This disjunction between excellence and commerce was in evidence elsewhere too. While the salerooms' big success this year has been in 20th-century work the contemporary art world continues, like some latter-day South Sea Bubble, to swell and swell. To attend the opening of autumn's Frieze art fair — the omnium gatherum of artworks and artfolk — was to glimpse the sheer number of people who earn a living (or aspire to) from art as product. It is an ecosystem that seems unsupportable.
If the financial health of art's private sector is bizarrely sound, that of the public sector took a severe turn for the worse with the government's spending review. The Arts Council, which funds 850 different organisations, will see its grant fall by 30 per cent over the next four years while the national museums and galleries get 15 per cent less. In light of the reductions of 25 per cent and more imposed elsewhere, these figures seem almost moderate. But coupled with the difficulty organisations face in accessing the £285 million in the Department for Culture, Media and Sport reserve fund, the cuts will truly hurt. Arts Council England is not the spendthrift organisation many perceive it to be (despite the fact that it owns a 7,500-work collection of postwar British Art that is, scandalously, largely unseen) and our public galleries are positively lean. Years of real-term budget reductions and frozen acquisition grants have meant that they have learned to think creatively and if not parsimoniously then certainly with thrift in mind. Wages of curatorial staff at our premier institutions such as the National Gallery remain derisively low.

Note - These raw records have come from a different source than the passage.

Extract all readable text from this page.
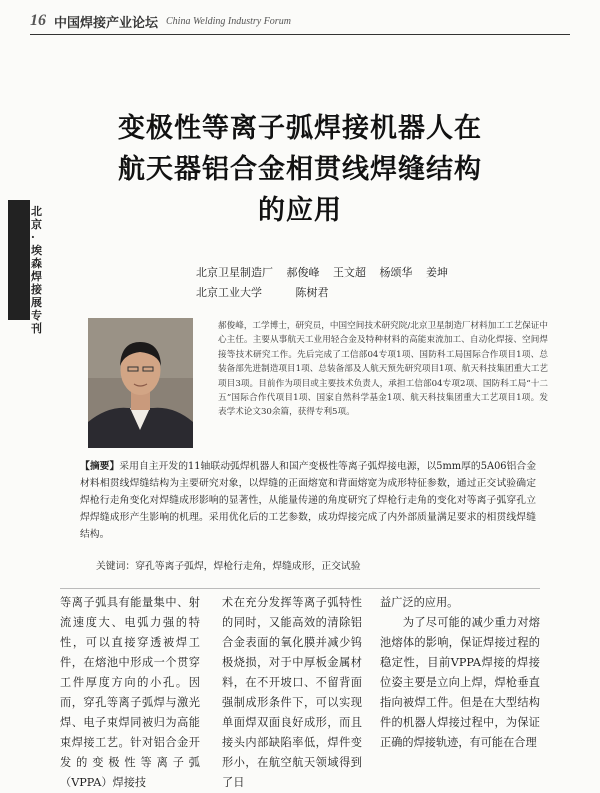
16 中国焊接产业论坛 China Welding Industry Forum
北京·埃森焊接展专刊
变极性等离子弧焊接机器人在
航天器铝合金相贯线焊缝结构
的应用
北京卫星制造厂 郝俊峰 王文超 杨颂华 姜坤
北京工业大学	陈树君
郝俊峰，工学博士，研究员，中国空间技术研究院/北京卫星制造厂材料加工工艺保证中心主任。主要从事航天工业用轻合金及特种材料的高能束流加工、自动化焊接、空间焊接等技术研究工作。先后完成了工信部04专项1项、国防科工局国际合作项目1项、总装备部先进制造项目1项、总装备部及人航天预先研究项目1项、航天科技集团重大工艺项目3项。目前作为项目或主要技术负责人，承担工信部04专项2项、国防科工局“十二五”国际合作代项目1项、国家自然科学基金1项、航天科技集团重大工艺项目1项。发表学术论文30余篇，获得专利5项。
【摘要】采用自主开发的11轴联动弧焊机器人和国产变极性等离子弧焊接电源，以5mm厚的5A06铝合金材料相贯线焊缝结构为主要研究对象，以焊缝的正面熔宽和背面熔宽为成形特征参数，通过正交试验确定焊枪行走角变化对焊缝成形影响的显著性，从能量传递的角度研究了焊枪行走角的变化对等离子弧穿孔立焊焊缝成形产生影响的机理。采用优化后的工艺参数，成功焊接完成了内外部质量满足要求的相贯线焊缝结构。
关键词：穿孔等离子弧焊，焊枪行走角，焊缝成形，正交试验
等离子弧具有能量集中、射流速度大、电弧力强的特性，可以直接穿透被焊工件，在熔池中形成一个贯穿工件厚度方向的小孔。因而，穿孔等离子弧焊与激光焊、电子束焊同被归为高能束焊接工艺。针对铝合金开发的变极性等离子弧（VPPA）焊接技
术在充分发挥等离子弧特性的同时，又能高效的清除铝合金表面的氧化膜并减少钨极烧损，对于中厚板金属材料，在不开坡口、不留背面强制成形条件下，可以实现单面焊双面良好成形，而且接头内部缺陷率低，焊件变形小，在航空航天领域得到了日
益广泛的应用。
　　为了尽可能的减少重力对熔池熔体的影响，保证焊接过程的稳定性，目前VPPA焊接的焊接位姿主要是立向上焊，焊枪垂直指向被焊工件。但是在大型结构件的机器人焊接过程中，为保证正确的焊接轨迹，有可能在合理
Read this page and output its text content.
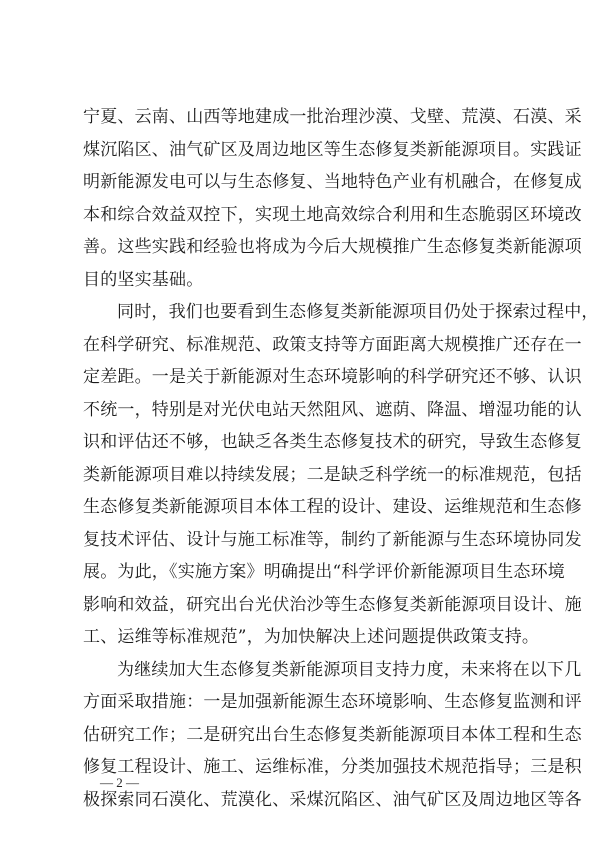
宁夏、云南、山西等地建成一批治理沙漠、戈壁、荒漠、石漠、采
煤沉陷区、油气矿区及周边地区等生态修复类新能源项目。实践证
明新能源发电可以与生态修复、当地特色产业有机融合，在修复成
本和综合效益双控下，实现土地高效综合利用和生态脆弱区环境改
善。这些实践和经验也将成为今后大规模推广生态修复类新能源项
目的坚实基础。
同时，我们也要看到生态修复类新能源项目仍处于探索过程中，
在科学研究、标准规范、政策支持等方面距离大规模推广还存在一
定差距。一是关于新能源对生态环境影响的科学研究还不够、认识
不统一，特别是对光伏电站天然阻风、遮荫、降温、增湿功能的认
识和评估还不够，也缺乏各类生态修复技术的研究，导致生态修复
类新能源项目难以持续发展；二是缺乏科学统一的标准规范，包括
生态修复类新能源项目本体工程的设计、建设、运维规范和生态修
复技术评估、设计与施工标准等，制约了新能源与生态环境协同发
展。为此，《实施方案》明确提出“科学评价新能源项目生态环境
影响和效益，研究出台光伏治沙等生态修复类新能源项目设计、施
工、运维等标准规范”，为加快解决上述问题提供政策支持。
为继续加大生态修复类新能源项目支持力度，未来将在以下几
方面采取措施：一是加强新能源生态环境影响、生态修复监测和评
估研究工作；二是研究出台生态修复类新能源项目本体工程和生态
修复工程设计、施工、运维标准，分类加强技术规范指导；三是积
极探索同石漠化、荒漠化、采煤沉陷区、油气矿区及周边地区等各
— 2 —
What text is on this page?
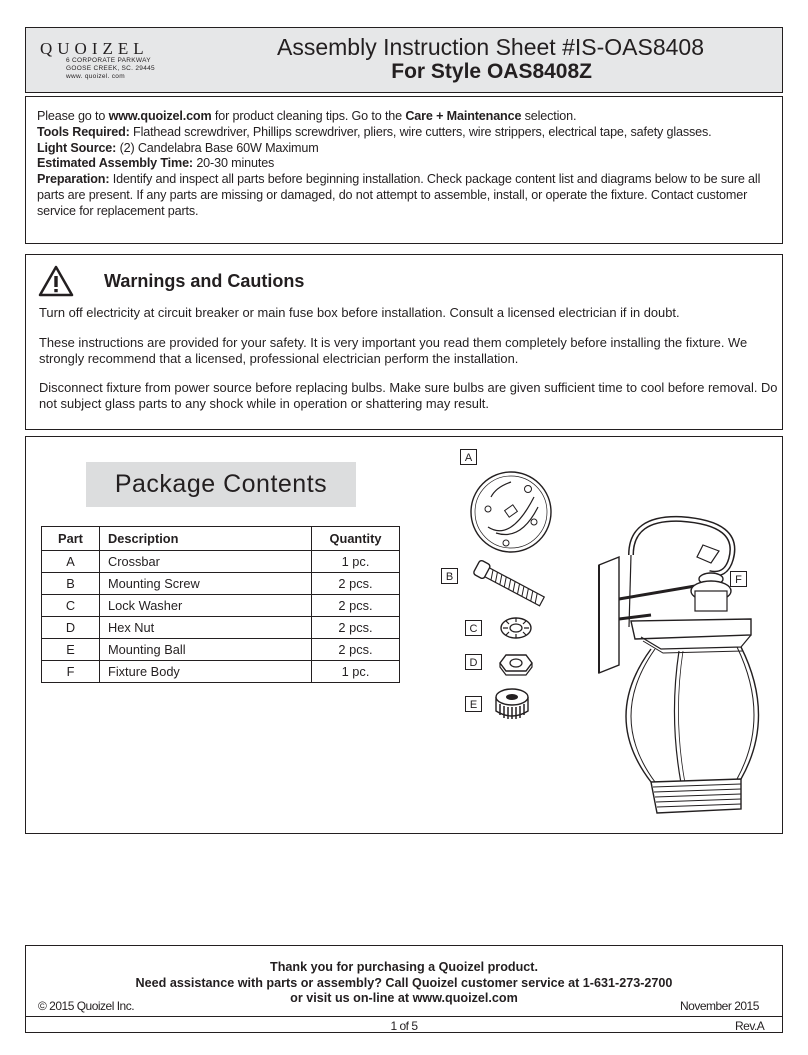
QUOIZEL
6 CORPORATE PARKWAY
GOOSE CREEK, SC. 29445
www. quoizel. com
Assembly Instruction Sheet #IS-OAS8408
For Style OAS8408Z

Please go to www.quoizel.com for product cleaning tips. Go to the Care + Maintenance selection.

Tools Required: Flathead screwdriver, Phillips screwdriver, pliers, wire cutters, wire strippers, electrical tape, safety glasses.

Light Source: (2) Candelabra Base 60W Maximum

Estimated Assembly Time: 20-30 minutes

Preparation: Identify and inspect all parts before beginning installation. Check package content list and diagrams below to be sure all parts are present. If any parts are missing or damaged, do not attempt to assemble, install, or operate the fixture. Contact customer service for replacement parts.

Warnings and Cautions

Turn off electricity at circuit breaker or main fuse box before installation. Consult a licensed electrician if in doubt.

These instructions are provided for your safety. It is very important you read them completely before installing the fixture. We strongly recommend that a licensed, professional electrician perform the installation.

Disconnect fixture from power source before replacing bulbs. Make sure bulbs are given sufficient time to cool before removal. Do not subject glass parts to any shock while in operation or shattering may result.

Package Contents
Part	Description	Quantity
A	Crossbar	1 pc.
B	Mounting Screw	2 pcs.
C	Lock Washer	2 pcs.
D	Hex Nut	2 pcs.
E	Mounting Ball	2 pcs.
F	Fixture Body	1 pc.
A
B
C
D
E
F
Thank you for purchasing a Quoizel product.
Need assistance with parts or assembly? Call Quoizel customer service at 1-631-273-2700
or visit us on-line at www.quoizel.com
© 2015 Quoizel Inc.	November 2015
1 of 5	Rev.A
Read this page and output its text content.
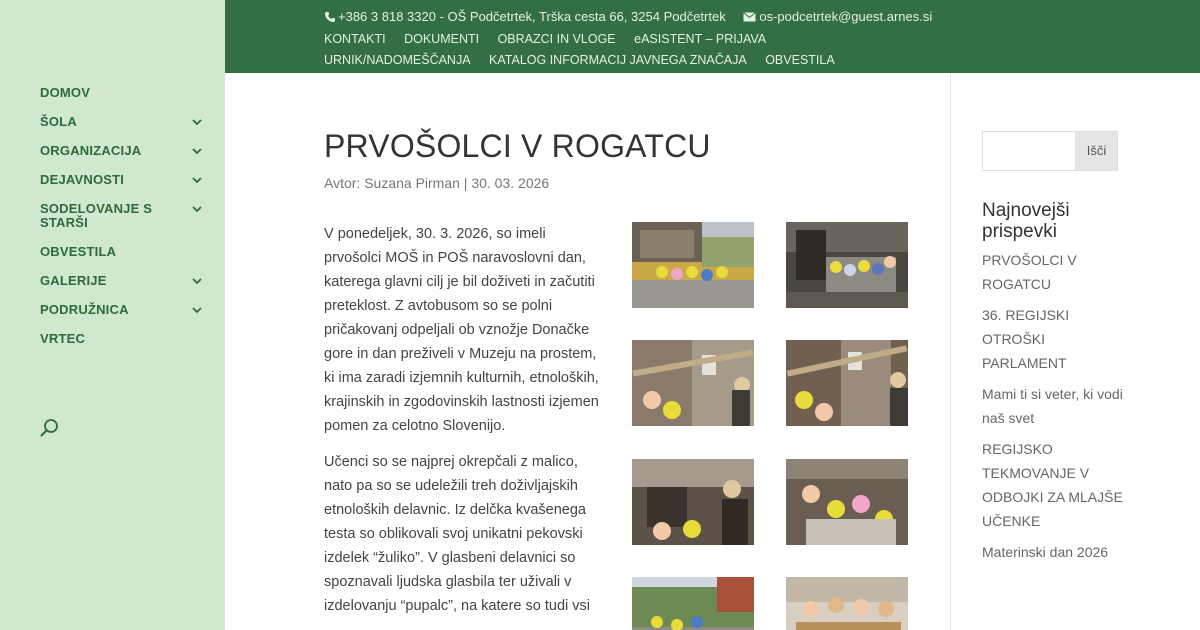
DOMOV
ŠOLA
ORGANIZACIJA
DEJAVNOSTI
SODELOVANJE S STARŠI
OBVESTILA
GALERIJE
PODRUŽNICA
VRTEC
+386 3 818 3320 - OŠ Podčetrtek, Trška cesta 66, 3254 Podčetrtek	os-podcetrtek@guest.arnes.si
KONTAKTI DOKUMENTI OBRAZCI IN VLOGE eASISTENT – PRIJAVA URNIK/NADOMEŠČANJA KATALOG INFORMACIJ JAVNEGA ZNAČAJA OBVESTILA
PRVOŠOLCI V ROGATCU
Avtor: Suzana Pirman | 30. 03. 2026

V ponedeljek, 30. 3. 2026, so imeli prvošolci MOŠ in POŠ naravoslovni dan, katerega glavni cilj je bil doživeti in začutiti preteklost. Z avtobusom so se polni pričakovanj odpeljali ob vznožje Donačke gore in dan preživeli v Muzeju na prostem, ki ima zaradi izjemnih kulturnih, etnoloških, krajinskih in zgodovinskih lastnosti izjemen pomen za celotno Slovenijo.

Učenci so se najprej okrepčali z malico, nato pa so se udeležili treh doživljajskih etnoloških delavnic. Iz delčka kvašenega testa so oblikovali svoj unikatni pekovski izdelek “žuliko”. V glasbeni delavnici so spoznavali ljudska glasbila ter uživali v izdelovanju “pupalc”, na katere so tudi vsi

Išči
Najnovejši prispevki
PRVOŠOLCI V ROGATCU
36. REGIJSKI OTROŠKI PARLAMENT
Mami ti si veter, ki vodi naš svet
REGIJSKO TEKMOVANJE V ODBOJKI ZA MLAJŠE UČENKE
Materinski dan 2026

While the new cuts will make the threat of staff losses and reduced opening hours a real one they will also encourage the re-addressing of some problem areas. The legal strictures preventing the deaccession of works in our public institutions' reserve collections, for example, will come under close scrutiny, as will the issue of free entry. This last, a government requirement, is laudable but there is no good reason why foreign visitors shouldn't be charged on a sliding scale, as is the case across the rest of Europe. Visitor numbers remain spectacular and tourists are used to paying for their gallery experiences. It is hard to see why philanthropists should be expected to close the funding gap when such an obvious and robust resource is wilfully ignored.
There was one incident, however, where the confluence of art and money raised a real belly laugh. The news that a forger had netted £26,000 by selling 11 works purporting to be by Tracey Emin on eBay was funny enough. The fact that Emin herself described the items, without irony it seems, as "crude...corny and unimaginative and over-sentimental" should help dry the eyes of our public gallery directors and leave a smile hovering on their trembling lips.